As Carey notes, the competition for traditional utility companies is changing. A good example is a company called SolarCity [“Little Green Dynamos,” BusinessWeek, 27 July 2009 print issue]. Instead of requiring homeowners to buy $30,000 whole-house solar panel systems up front, the company leases systems on long-term contracts. To demonstrate what the company does, the article tells the story of a suburban Glendale, CA, couple named Budwig:

“After the Budwigs put $1,000 down, the three-year-old startup installed panels on their modest ranch home that meet almost all the family’s electricity needs. SolarCity also took care of the many complexities that make going solar such a hassle. The company designed and purchased the system and lined up building permits, financing, and government tax breaks. In return, the Budwigs agreed to lease the system for 15 years at $73 a month–$95 a month less than they pay, on average, for conventional power. They expect to recoup their $1,000 investment in less than a year. Since 2006, SolarCity says, it has struck similar deals with 3,500 homeowners, businesses, and schools in California, Arizona, and Oregon. The goal, says CEO Lyndon Rive, is ‘to create a multibillion-dollar company in clean power.'”

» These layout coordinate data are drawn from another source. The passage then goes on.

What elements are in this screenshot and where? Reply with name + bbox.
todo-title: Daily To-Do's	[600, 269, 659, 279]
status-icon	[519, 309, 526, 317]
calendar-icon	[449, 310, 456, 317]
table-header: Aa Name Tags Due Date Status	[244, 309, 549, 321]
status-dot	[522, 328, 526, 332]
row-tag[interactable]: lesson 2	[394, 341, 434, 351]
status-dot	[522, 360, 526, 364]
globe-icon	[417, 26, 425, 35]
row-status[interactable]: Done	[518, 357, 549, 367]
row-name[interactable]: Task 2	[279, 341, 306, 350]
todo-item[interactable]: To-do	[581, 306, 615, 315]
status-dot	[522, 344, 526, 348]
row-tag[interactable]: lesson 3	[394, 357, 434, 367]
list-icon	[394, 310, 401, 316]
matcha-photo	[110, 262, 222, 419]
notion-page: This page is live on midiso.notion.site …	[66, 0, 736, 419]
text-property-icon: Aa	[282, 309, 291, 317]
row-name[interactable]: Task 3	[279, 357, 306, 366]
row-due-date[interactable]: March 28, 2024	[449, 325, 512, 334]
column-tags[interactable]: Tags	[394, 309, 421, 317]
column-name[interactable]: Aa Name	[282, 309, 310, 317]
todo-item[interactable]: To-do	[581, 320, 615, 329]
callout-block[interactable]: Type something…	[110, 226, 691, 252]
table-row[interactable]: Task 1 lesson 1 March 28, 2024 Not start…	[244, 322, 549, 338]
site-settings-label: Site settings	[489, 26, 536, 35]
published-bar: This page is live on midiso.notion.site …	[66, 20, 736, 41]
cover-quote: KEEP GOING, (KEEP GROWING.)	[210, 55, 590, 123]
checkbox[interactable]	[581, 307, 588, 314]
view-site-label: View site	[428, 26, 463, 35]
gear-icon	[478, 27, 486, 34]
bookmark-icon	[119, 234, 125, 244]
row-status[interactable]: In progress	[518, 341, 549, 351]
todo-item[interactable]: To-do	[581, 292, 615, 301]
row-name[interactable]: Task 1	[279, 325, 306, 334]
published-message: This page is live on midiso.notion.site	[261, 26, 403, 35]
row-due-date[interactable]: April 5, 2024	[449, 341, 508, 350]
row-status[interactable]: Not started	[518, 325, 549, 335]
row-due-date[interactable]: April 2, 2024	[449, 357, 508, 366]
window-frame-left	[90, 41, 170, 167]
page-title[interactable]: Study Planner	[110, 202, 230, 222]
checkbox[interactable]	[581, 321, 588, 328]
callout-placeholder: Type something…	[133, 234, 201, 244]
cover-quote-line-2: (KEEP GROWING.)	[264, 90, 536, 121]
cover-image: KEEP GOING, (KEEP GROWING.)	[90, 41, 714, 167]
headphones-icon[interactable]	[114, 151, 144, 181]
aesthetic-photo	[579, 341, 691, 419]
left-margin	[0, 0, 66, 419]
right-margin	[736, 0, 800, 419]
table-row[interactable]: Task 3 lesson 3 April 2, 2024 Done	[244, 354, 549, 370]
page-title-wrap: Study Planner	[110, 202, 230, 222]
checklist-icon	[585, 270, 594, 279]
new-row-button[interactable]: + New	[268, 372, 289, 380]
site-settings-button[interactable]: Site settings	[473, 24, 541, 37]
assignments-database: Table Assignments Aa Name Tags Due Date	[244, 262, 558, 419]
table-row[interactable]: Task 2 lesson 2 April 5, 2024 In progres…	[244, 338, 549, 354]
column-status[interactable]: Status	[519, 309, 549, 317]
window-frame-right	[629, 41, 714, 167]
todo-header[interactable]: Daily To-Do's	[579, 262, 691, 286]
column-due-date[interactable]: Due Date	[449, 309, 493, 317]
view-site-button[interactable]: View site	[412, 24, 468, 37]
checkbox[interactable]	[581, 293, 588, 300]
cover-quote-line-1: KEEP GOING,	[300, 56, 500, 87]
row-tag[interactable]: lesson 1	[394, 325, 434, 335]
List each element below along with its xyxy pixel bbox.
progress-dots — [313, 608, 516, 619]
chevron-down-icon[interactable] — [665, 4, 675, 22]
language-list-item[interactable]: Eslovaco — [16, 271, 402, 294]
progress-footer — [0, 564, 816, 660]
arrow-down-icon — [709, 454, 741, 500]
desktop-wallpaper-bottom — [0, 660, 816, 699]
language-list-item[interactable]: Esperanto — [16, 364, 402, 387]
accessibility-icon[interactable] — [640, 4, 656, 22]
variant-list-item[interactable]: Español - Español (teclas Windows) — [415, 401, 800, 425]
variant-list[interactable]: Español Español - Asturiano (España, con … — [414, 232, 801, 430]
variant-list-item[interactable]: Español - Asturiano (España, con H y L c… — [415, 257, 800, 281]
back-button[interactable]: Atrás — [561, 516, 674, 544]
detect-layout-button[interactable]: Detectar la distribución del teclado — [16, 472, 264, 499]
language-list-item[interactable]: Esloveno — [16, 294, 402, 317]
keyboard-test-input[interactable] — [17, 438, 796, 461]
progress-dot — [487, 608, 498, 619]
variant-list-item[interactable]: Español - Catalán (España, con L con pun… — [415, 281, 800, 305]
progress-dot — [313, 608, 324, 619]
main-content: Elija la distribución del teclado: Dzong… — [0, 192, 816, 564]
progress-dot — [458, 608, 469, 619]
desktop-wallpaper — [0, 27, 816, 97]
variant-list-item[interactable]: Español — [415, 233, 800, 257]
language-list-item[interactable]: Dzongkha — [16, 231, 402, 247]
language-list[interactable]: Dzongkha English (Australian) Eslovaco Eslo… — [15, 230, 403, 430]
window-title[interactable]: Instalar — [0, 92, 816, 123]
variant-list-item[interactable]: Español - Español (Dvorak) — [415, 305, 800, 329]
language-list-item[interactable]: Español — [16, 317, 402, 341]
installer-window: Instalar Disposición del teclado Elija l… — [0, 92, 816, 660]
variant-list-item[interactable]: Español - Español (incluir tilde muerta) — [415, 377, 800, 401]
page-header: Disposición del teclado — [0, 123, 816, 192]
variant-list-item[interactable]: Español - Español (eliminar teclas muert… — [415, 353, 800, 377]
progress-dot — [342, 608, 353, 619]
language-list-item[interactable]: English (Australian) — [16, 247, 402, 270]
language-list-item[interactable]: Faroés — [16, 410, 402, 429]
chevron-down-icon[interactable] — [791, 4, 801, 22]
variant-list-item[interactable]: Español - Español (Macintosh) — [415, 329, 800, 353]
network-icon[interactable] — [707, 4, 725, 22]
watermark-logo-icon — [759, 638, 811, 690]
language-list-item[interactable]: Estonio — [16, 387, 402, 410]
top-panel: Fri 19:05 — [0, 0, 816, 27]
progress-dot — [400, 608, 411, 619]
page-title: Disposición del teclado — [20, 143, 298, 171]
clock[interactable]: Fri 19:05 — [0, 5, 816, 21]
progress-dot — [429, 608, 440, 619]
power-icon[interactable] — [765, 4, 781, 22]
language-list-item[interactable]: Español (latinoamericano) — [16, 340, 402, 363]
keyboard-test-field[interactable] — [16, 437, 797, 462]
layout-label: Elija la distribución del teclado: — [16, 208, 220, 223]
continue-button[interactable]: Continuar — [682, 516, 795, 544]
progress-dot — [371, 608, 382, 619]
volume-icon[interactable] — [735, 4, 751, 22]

SolarCity is but one of the new companies offering new business models in the energy sector. Another company with a new business model is BioFuelBox:

“BioFuelBox of San Jose … is betting on an innovative business model. It collects waste from facilities such as meatpacking plants and sewage processors, converts it to biodiesel, and then sells the fuel. The company wasn’t the first to figure out how to cook waste into useful stuff. But BioFuelBox realized the true value lay not in selling disposal systems to customers but in saving them money by taking their refuse for free. So it developed compact refineries that can be loaded onto flatbed trucks and sent to waste sites. Even if the government eliminates subsidies for biodiesel, the company says it can profitably sell its fuel for the same price truckers pay for oil-based diesel. Its first refinery is in Idaho, converting waste from potato processing plants. Given that the world produces 12 billion gallons a year of suitable waste that can be turned into diesel, CEO Steven Perricone hopes to ‘run a large network of microrefineries worldwide in three or five years.'”

According to the article, there has been “a burst of innovation that could rival the info-tech revolution.” It goes on to assert that “global demand for alternative energy is spawning a broad and bewildering array of tiny companies with big ambitions. Many are now hitting the market with products and services–in the thick of the worst U.S. recession in decades.” The article continues:

“Some of the outfits, such as Southwest Windpower, Solyndra, and Clean Current Power Systems, are chipping away at the technological obstacles that have made alternative energy systems–wind, solar, and hydro power–too costly. Others, such as SolarCity, are reinventing the business model behind alternative power. Still others, including SmartSynch, Verdiem, and Fat Spaniel Technologies, are harnessing the Internet to help utilities remotely manage the energy consumption of their customers’ PCs, office air conditioners, and factory lights. In addition we’ve identified a handful of manufacturers selling gizmos that help slash power usage, from Bridgelux–which makes low-cost solid-state lighting–to GridPoint, whose smart meters can track every electric appliance in your home.”

Clearly, the energy sector is changing in dramatic ways. I side with Schlesinger and Hirsch, however, whenever it comes to facing reality. We can’t ignore the things we know even as we search for better ways forward. I also know that we shouldn’t sacrifice the future for the present — something politicians and consumers demonstrate they are willing to do on a daily basis. That’s why I agree with Crane, Schlesinger and Hirsch that a number of different solutions need to be pursued.